Impact: Hans’ strategy combined the capability of automated data mining algorithms, the predictive power of machine learning, and the optimization ability of mathematical programming. The models built enabled Raytheon to make better decisions when planning factory capacity in the long term, and get a clearer picture of operational health in the short term. It’s important to note they must be properly implemented and scaled to have sustainable effect on the company.
A Systems-Based Analysis Method for Safety Design in Rocket Testing Controllers
Jeremy Paquin (LGO ’19)
Problem: NASA’s Space Launch System (SLS), is an advanced launch vehicle for a new era of exploration beyond Earth’s orbit into deep space. Boeing is the prime contractor to build the Core Stage, and backbone of the SLS. The primary objective of Jeremy’s project was to improve Boeing’s ability to perform test firing of the current and future iterations of the SLS in a way that minimizes schedule risk and cost.
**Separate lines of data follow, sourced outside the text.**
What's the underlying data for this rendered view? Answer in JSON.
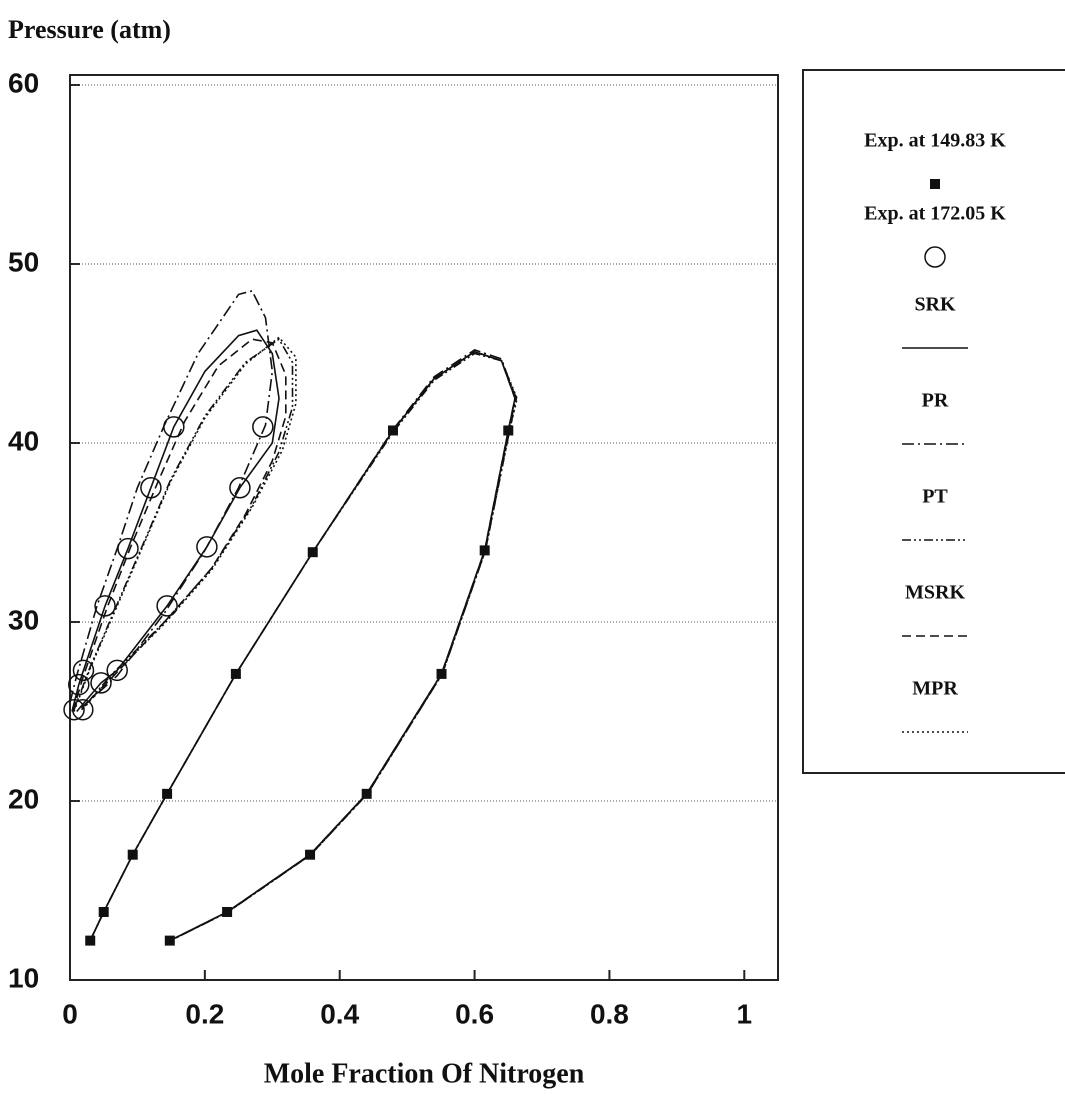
{
  "chart_data": {
    "type": "scatter-line",
    "title": "Pressure (atm)",
    "x_label": "Mole Fraction Of Nitrogen",
    "xlim": [
      0,
      1.05
    ],
    "xticks": [
      0,
      0.2,
      0.4,
      0.6,
      0.8,
      1
    ],
    "ylim": [
      10,
      60
    ],
    "yticks": [
      10,
      20,
      30,
      40,
      50,
      60
    ],
    "grid": true,
    "legend": "right",
    "series": [
      {
        "name": "Exp. at 149.83 K",
        "color": "#111111",
        "marker": "square",
        "line_style": "none",
        "x": [
          0.03,
          0.05,
          0.093,
          0.144,
          0.246,
          0.36,
          0.479,
          0.148,
          0.233,
          0.356,
          0.44,
          0.551,
          0.615,
          0.65
        ],
        "values": [
          12.2,
          13.8,
          17,
          20.4,
          27.1,
          33.9,
          40.7,
          12.2,
          13.8,
          17,
          20.4,
          27.1,
          34,
          40.7
        ]
      },
      {
        "name": "Exp. at 172.05 K",
        "color": "#111111",
        "marker": "circle",
        "line_style": "none",
        "x": [
          0.006,
          0.013,
          0.02,
          0.052,
          0.086,
          0.12,
          0.154,
          0.019,
          0.046,
          0.07,
          0.144,
          0.203,
          0.252,
          0.286
        ],
        "values": [
          25.1,
          26.5,
          27.3,
          30.9,
          34.1,
          37.5,
          40.9,
          25.1,
          26.6,
          27.3,
          30.9,
          34.2,
          37.5,
          40.9
        ]
      },
      {
        "name": "SRK",
        "color": "#111111",
        "marker": "none",
        "line_style": "solid",
        "x": [
          0.03,
          0.05,
          0.093,
          0.144,
          0.246,
          0.36,
          0.479,
          0.54,
          0.6,
          0.64,
          0.66,
          0.65,
          0.615,
          0.551,
          0.44,
          0.356,
          0.233,
          0.148,
          null,
          0.003,
          0.013,
          0.02,
          0.052,
          0.086,
          0.12,
          0.154,
          0.2,
          0.25,
          0.277,
          0.3,
          0.31,
          0.3,
          0.252,
          0.203,
          0.144,
          0.07,
          0.046,
          0.01
        ],
        "values": [
          12.2,
          13.8,
          17,
          20.4,
          27.1,
          33.9,
          40.7,
          43.6,
          45.1,
          44.6,
          42.5,
          40.7,
          34,
          27.1,
          20.4,
          17,
          13.8,
          12.2,
          null,
          25,
          26.5,
          27.3,
          30.9,
          34.1,
          37.5,
          40.9,
          44,
          46,
          46.3,
          45,
          42.5,
          40,
          37.5,
          34.2,
          30.9,
          27.3,
          26.6,
          25
        ]
      },
      {
        "name": "PR",
        "color": "#111111",
        "marker": "none",
        "line_style": "dashdot",
        "x": [
          0.03,
          0.05,
          0.093,
          0.144,
          0.246,
          0.36,
          0.48,
          0.54,
          0.6,
          0.64,
          0.661,
          0.651,
          0.616,
          0.552,
          0.441,
          0.357,
          0.234,
          0.149,
          null,
          0,
          0.01,
          0.04,
          0.07,
          0.1,
          0.14,
          0.19,
          0.25,
          0.27,
          0.29,
          0.3,
          0.29,
          0.25,
          0.2,
          0.14,
          0.07,
          0.02
        ],
        "values": [
          12.2,
          13.8,
          17,
          20.4,
          27.1,
          33.9,
          40.8,
          43.7,
          45.2,
          44.7,
          42.5,
          40.7,
          34,
          27.1,
          20.4,
          17,
          13.8,
          12.2,
          null,
          25.5,
          27,
          30.9,
          34.1,
          37.5,
          41,
          45,
          48.3,
          48.5,
          47,
          44,
          41,
          37.5,
          34,
          30.5,
          27,
          25.3
        ]
      },
      {
        "name": "PT",
        "color": "#111111",
        "marker": "none",
        "line_style": "dashdotdot",
        "x": [
          0.03,
          0.05,
          0.093,
          0.144,
          0.246,
          0.36,
          0.479,
          0.54,
          0.6,
          0.64,
          0.662,
          0.652,
          0.616,
          0.552,
          0.441,
          0.357,
          0.234,
          0.149,
          null,
          0.005,
          0.03,
          0.07,
          0.11,
          0.15,
          0.2,
          0.26,
          0.31,
          0.33,
          0.33,
          0.31,
          0.27,
          0.21,
          0.14,
          0.06,
          0.015
        ],
        "values": [
          12.2,
          13.8,
          17,
          20.4,
          27.1,
          33.9,
          40.6,
          43.5,
          45,
          44.6,
          42.5,
          40.7,
          34,
          27.1,
          20.4,
          17,
          13.8,
          12.2,
          null,
          25,
          27.5,
          31,
          34.5,
          38,
          41.5,
          44.5,
          45.8,
          44.5,
          42,
          39.5,
          36.5,
          33,
          30,
          27,
          25
        ]
      },
      {
        "name": "MSRK",
        "color": "#111111",
        "marker": "none",
        "line_style": "dashed",
        "x": [
          0.03,
          0.05,
          0.093,
          0.144,
          0.246,
          0.36,
          0.479,
          0.54,
          0.6,
          0.64,
          0.66,
          0.65,
          0.615,
          0.551,
          0.44,
          0.356,
          0.233,
          0.148,
          null,
          0.004,
          0.02,
          0.055,
          0.09,
          0.13,
          0.17,
          0.22,
          0.27,
          0.3,
          0.32,
          0.32,
          0.3,
          0.26,
          0.21,
          0.145,
          0.065,
          0.012
        ],
        "values": [
          12.2,
          13.8,
          17,
          20.4,
          27.1,
          33.9,
          40.7,
          43.6,
          45.1,
          44.6,
          42.5,
          40.7,
          34,
          27.1,
          20.4,
          17,
          13.8,
          12.2,
          null,
          25,
          27,
          30.8,
          34.2,
          37.8,
          41.2,
          44.3,
          45.8,
          45.6,
          43.8,
          41.5,
          39,
          36,
          33,
          30.2,
          27,
          25
        ]
      },
      {
        "name": "MPR",
        "color": "#111111",
        "marker": "none",
        "line_style": "dotted",
        "x": [
          0.03,
          0.05,
          0.093,
          0.144,
          0.246,
          0.36,
          0.479,
          0.54,
          0.6,
          0.64,
          0.663,
          0.652,
          0.616,
          0.552,
          0.441,
          0.357,
          0.234,
          0.149,
          null,
          0.006,
          0.03,
          0.07,
          0.11,
          0.15,
          0.2,
          0.26,
          0.31,
          0.335,
          0.335,
          0.315,
          0.27,
          0.21,
          0.14,
          0.06,
          0.016
        ],
        "values": [
          12.2,
          13.8,
          17,
          20.4,
          27.1,
          33.9,
          40.7,
          43.6,
          45.1,
          44.6,
          42.5,
          40.7,
          34,
          27.1,
          20.4,
          17,
          13.8,
          12.2,
          null,
          25,
          27.4,
          30.9,
          34.4,
          37.9,
          41.4,
          44.4,
          45.9,
          44.8,
          42.2,
          39.6,
          36.4,
          32.9,
          29.9,
          26.9,
          25
        ]
      }
    ]
  }
}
Approach: Jeremy’s project modeled the current stage controller processes. This included interviewing key stakeholders and subject matter experts, and top-down systems model development of key interactions. He also defined hazards/accidents, and key interactions, and held stakeholder In-Progress Reviews (IPRs) throughout. Jeremy then completed a Systems-Theoretic Process Analysis (STPA) on the Stage Controller Design, comparing unsafe control actions with previous analysis, comparing key performance metrics on previous analysis with STPA results and metrics.
Impact: The outcome of the project provided a framework for Stage Controller safety analysis for safer testing and pre-launch operations of the SLS core phase in a way that minimized cost and schedule risk. This framework is applicable to future space launch architecture development. Additionally, non-technical recommendations were suggested in the areas of testing operations and organization. Future work will examine extensions of STPA to software, and automation of certain steps.